No Place for Sheep replied, in its usually restrained manner:

Dorothy Rowe – where are you getting this information?

We don’t like Julia Gillard.
Her voice makes us want to throw ourselves out of windows.
She IS Thatcher, but in a faux velvet glove
She is a robot produced by the ALP party machine with all humanity leached out of her.
Moving forward! Moving Forward! she shrieks at us like a demented darlik.

It is estimated that she is losing 120 votes per hour for the ALP.
She has no backbone, no spine and no moral compass.
She looks NOTHING like your photograph of her.
I cannot begin to tell you how little respect this woman has in this country and it’s getting less and less every day.

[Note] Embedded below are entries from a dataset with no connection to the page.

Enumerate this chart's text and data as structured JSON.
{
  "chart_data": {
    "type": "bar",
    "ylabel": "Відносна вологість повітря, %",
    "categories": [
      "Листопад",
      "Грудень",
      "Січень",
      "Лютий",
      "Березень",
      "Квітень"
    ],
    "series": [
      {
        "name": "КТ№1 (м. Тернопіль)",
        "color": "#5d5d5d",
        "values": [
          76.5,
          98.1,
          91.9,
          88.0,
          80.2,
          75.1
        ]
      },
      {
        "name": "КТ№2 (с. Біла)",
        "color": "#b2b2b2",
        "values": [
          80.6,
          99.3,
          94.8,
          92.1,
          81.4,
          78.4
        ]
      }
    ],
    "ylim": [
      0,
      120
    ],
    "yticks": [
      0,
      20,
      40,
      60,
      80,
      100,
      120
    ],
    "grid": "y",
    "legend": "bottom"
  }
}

Did her mum pay you to write this twaddle?
UK people, please listen! Our PM is really, really, really the worst PM we have ever had and that is saying a lot because we have not been blessed in this regard.

I think your article is a total disgrace, Ms Rowe.You sooo do not know what you are talking about and you shouldn’t be peddling this un-researched twaddle.

PS The photo you used is an airbrushed one by the Women’s Weekly.

guardian.co.uk © Guardian News and Media Limited 2011

PPS: People have remonstrated with me about these comments, saying that I have been unkind to Ranga. Haven’t they read any Comments sections lately? They are not for the faint-hearted, and these are quite mild compared to some responses to this article.

Be that as it may, I don’t wish to be unkind, even if I am talking about a once highly trusted deputy prime minister, given enormous power and prestige by the boss who had nothing but faith in her abilities and loyalty, only to find her dagger lodged in his heart.

As Ghandi said, an eye for an eye leaves the whole world blind and I shouldn’t be vengeful. It’s not like I was that happy with Ruddy. It’s just the principle.